An Auckland shopkeeper shielded his wife from a brutal baseball bat attack during a robbery, which may leave his badly broken arm permanently paralysed.
Seven people entered Jitesh and Preeti Arora's Mt Roskill dairy about 7.30am on March 12 armed with a baseball bat and crowbar.
"We'd just opened our store ... just after that seven people came in very fast and hit me. They didn't ask me anything, they just hit me," Jitesh told the Herald in his first interview since the attack.
"I just protected myself and protected my wife," he said of the four minute long attack, as the group, consisting of four men and two women, ransacked the Crown Superette in Melrose Rd, targeting cigarettes and cash.
Preeti said the couple didn't have a chance to react to the group invading their store.
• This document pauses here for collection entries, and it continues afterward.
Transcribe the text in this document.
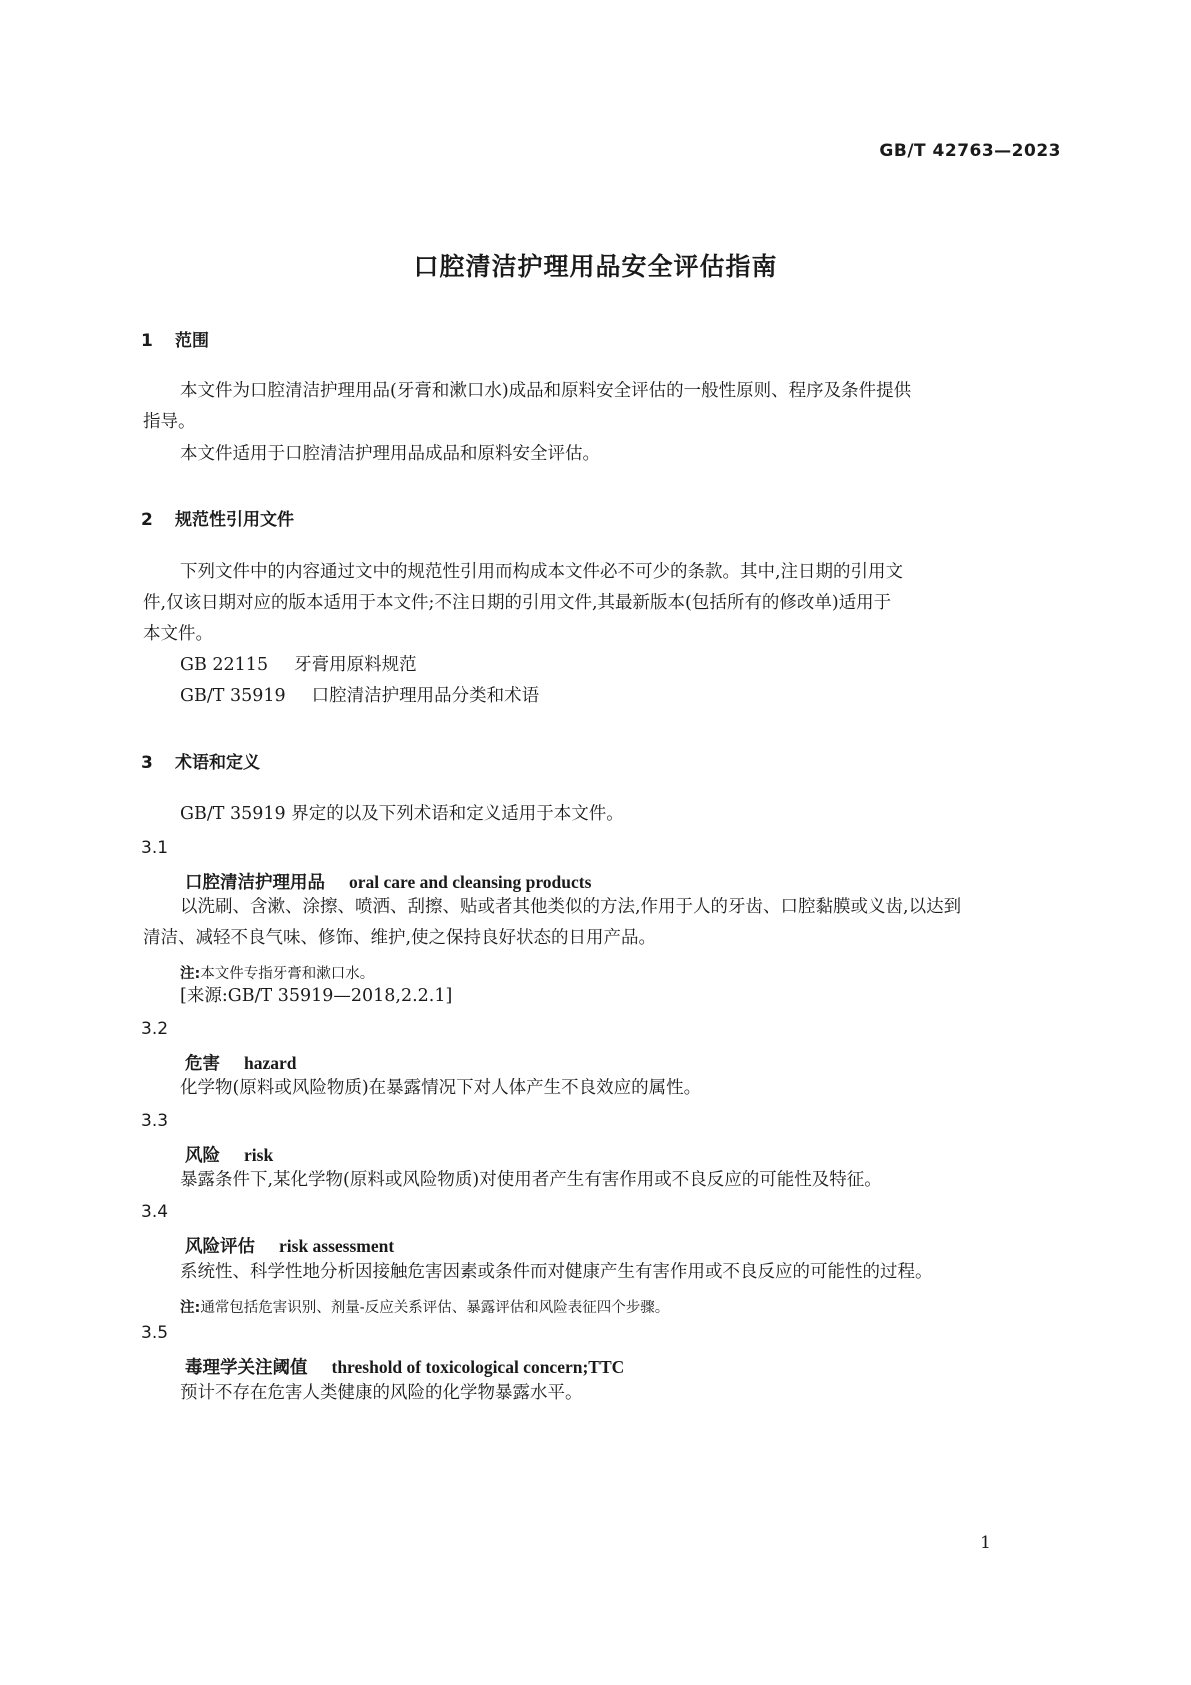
GB/T 42763—2023
口腔清洁护理用品安全评估指南
1 范围
本文件为口腔清洁护理用品(牙膏和漱口水)成品和原料安全评估的一般性原则、程序及条件提供
指导。
本文件适用于口腔清洁护理用品成品和原料安全评估。
2 规范性引用文件
下列文件中的内容通过文中的规范性引用而构成本文件必不可少的条款。其中,注日期的引用文
件,仅该日期对应的版本适用于本文件;不注日期的引用文件,其最新版本(包括所有的修改单)适用于
本文件。
GB 22115 牙膏用原料规范
GB/T 35919 口腔清洁护理用品分类和术语
3 术语和定义
GB/T 35919 界定的以及下列术语和定义适用于本文件。
3.1
口腔清洁护理用品 oral care and cleansing products
以洗刷、含漱、涂擦、喷洒、刮擦、贴或者其他类似的方法,作用于人的牙齿、口腔黏膜或义齿,以达到
清洁、减轻不良气味、修饰、维护,使之保持良好状态的日用产品。
注:本文件专指牙膏和漱口水。
[来源:GB/T 35919—2018,2.2.1]
3.2
危害 hazard
化学物(原料或风险物质)在暴露情况下对人体产生不良效应的属性。
3.3
风险 risk
暴露条件下,某化学物(原料或风险物质)对使用者产生有害作用或不良反应的可能性及特征。
3.4
风险评估 risk assessment
系统性、科学性地分析因接触危害因素或条件而对健康产生有害作用或不良反应的可能性的过程。
注:通常包括危害识别、剂量-反应关系评估、暴露评估和风险表征四个步骤。
3.5
毒理学关注阈值 threshold of toxicological concern;TTC
预计不存在危害人类健康的风险的化学物暴露水平。
1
"We didn't have time to do anything, and then it happened all of a sudden ... the first one with a baseball bat came straight [at Jitesh] and starting hitting him.
"[An offender] was about to hit me with the bat when [Jitesh] put his hand in the way to save my life."
The pair "somehow managed to run" to the back of the store and scream for help, she said.
Neighbours came to their aid, while the attacking gang fled with their loot.
Police charged two teenage girls, aged 13 and 14, with aggravated robbery following the incident.
A police spokeswoman said no further arrests have been made and both teens remain in Child, Youth and Family care.
Jitesh was left with severe injuries to his arm and head and rushed to hospital. He has since endured four operations at North Shore Hospital, leaving him unable to use his right arm which has required more than 200 stitches.
Often in pain, he said he has not returned to his store, which has remained closed, since the attack.
"How can [I]?," he said, adding he was scared every day at home and fearful of returning.
The financial toll of the attack was also starting to weigh on him and his wife, Jitesh said, with the couple struggling to pay the store's lease and power bills.
His brother-in-law, Raj Chopra, worried the "traumatised" couple may go bankrupt or be forced to sell their business.
"His life has changed, he doesn't know if he will be able to go back to his life or not."
Jitesh said he was expecting his first payment from ACC today to help cover the loss of income from the attack, but Chopra feared it would not be enough to keep the business afloat.
The aggravated robbery was also the most prominent incident in a string of attacks on shopkeepers, which led to the formation of a community action group.
"This is a very serious state of affairs," community leader Sunny Kaushal said. He was also concerned Jitesh hadn't received any counselling.
Kaushal, the founder of Stop Crime NZ, helped launch a petition to be submitted to Parliament calling for tougher penalties and a review of current police strategies.
A Givealittle page has also been established for Jatish and Preeti.
Yesterday, Retail NZ also proposed establishing a national retail crime task force within police.